Dogs are proverbially loyal. Many traditional stories emphasise this. Odysseus’ dog Argos recognised his master after all his years away, after waiting for him to return to Ithaca. In Edinburgh, major tourist attractions are the statue and grave of Greyfriars Bobby, a Skye terrier that visited his master’s grave every day for fourteen years. The same story of the dog loyal after death is found all around the world in many versions. For example, it recently found a film representation in the Australian movie, “Red Dog” (the novel that influenced the movie is rather different).

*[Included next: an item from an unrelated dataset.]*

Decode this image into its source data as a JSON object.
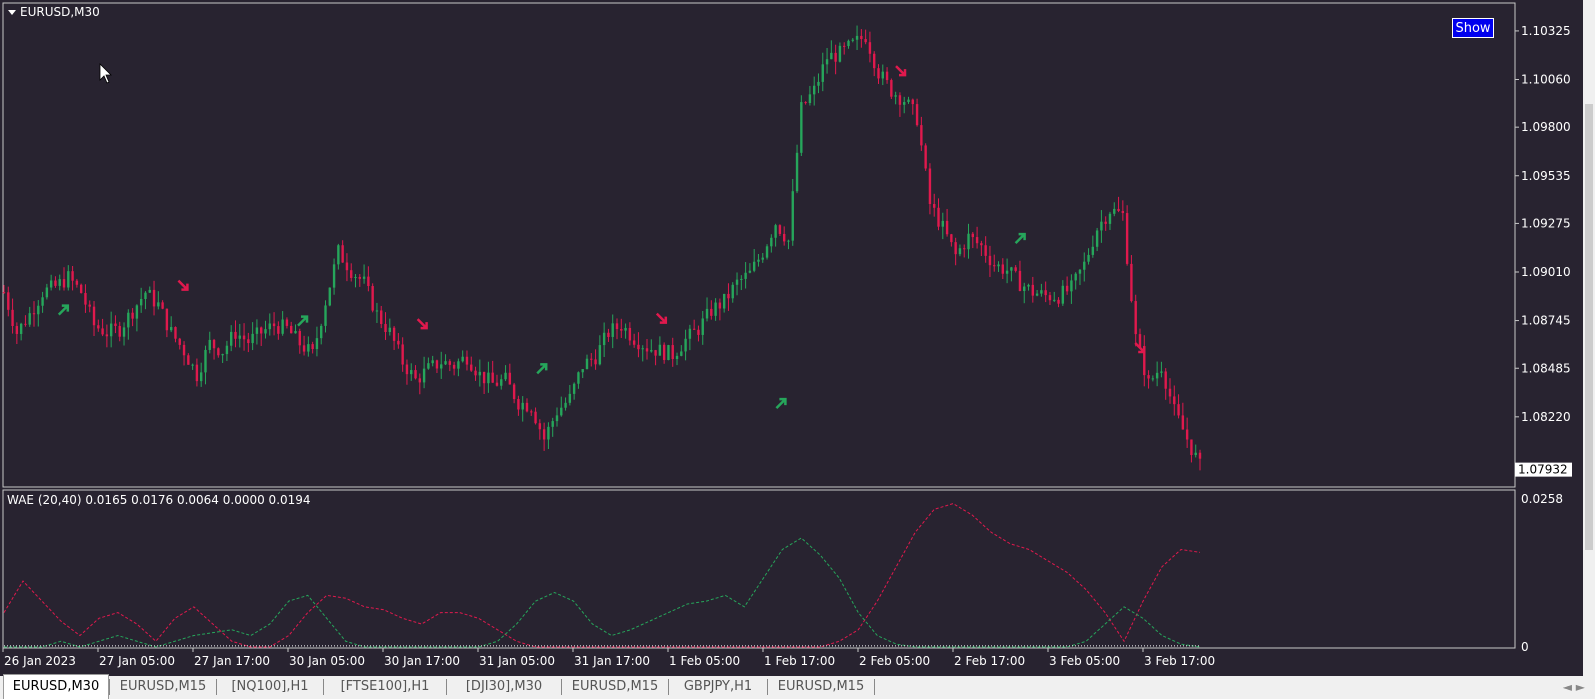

The Japanese “Greyfriars Bobby” is Hachikō, an Akita. Hachikō was the dog of Professor Hidesaburō Ueno, Professor of Agriculture at the University of Tokyo. Professor Ueno commuted to work by train, and the dog developed the practice of going to meet him at the railway station on his return. One day, however, Professor Ueno died suddenly on campus and did not return. Thereafter for the nine years until his own death Hachikō would go to the station to wait for the Professor. While Greyfriars Bobby has but one statue, commissioned by Baroness Burdett-Coutts, Hachikō has had several. One was commissioned during his own life; though destroyed for the metal to support the Japanese War effort, a replacement was commissioned after the War, and it stands at the station. Another statue stands outside the Akita dog museum, and, as the dog was born in Ōdate, a further outside its station. An American film version of the story led to a copy at the US railway station where the American movie was filmed. Photographs of photographs of Hachikō also survive, as even does a recording of his bark. And a statue of Hachikō, this time with the Professor, was unveiled by the Tokyo Faculty of Agriculture in 2015, to mark the eightieth anniversary of the death of the dog. The statue stands just inside the No-seimon (gate) of the University of Tokyo’s Hongo Campus, in which the Faculty of Agriculture is situated.

But the fidelity of the dog has a legal-historical interest. The study of legal iconography shows how the fidelity of the dog has been harnessed for a wider significance in law. In Dutch art of the Golden Age dogs feature regularly, fulfilling a variety of symbolic functions, depending on their role in the picture, again, for example, often as symbols of faithfulness. Dogs are also regularly depicted in court rooms in seventeenth-century Dutch art. According to M. A. Becker-Moelands, these portrayals can have two purposes, depending both on where the dogs are situated, and with whom they are associated in the image. They can serve as a symbol of fidelity and reliability, or they can be a symbol of the openness of justice, as they have been able to wander into the court room.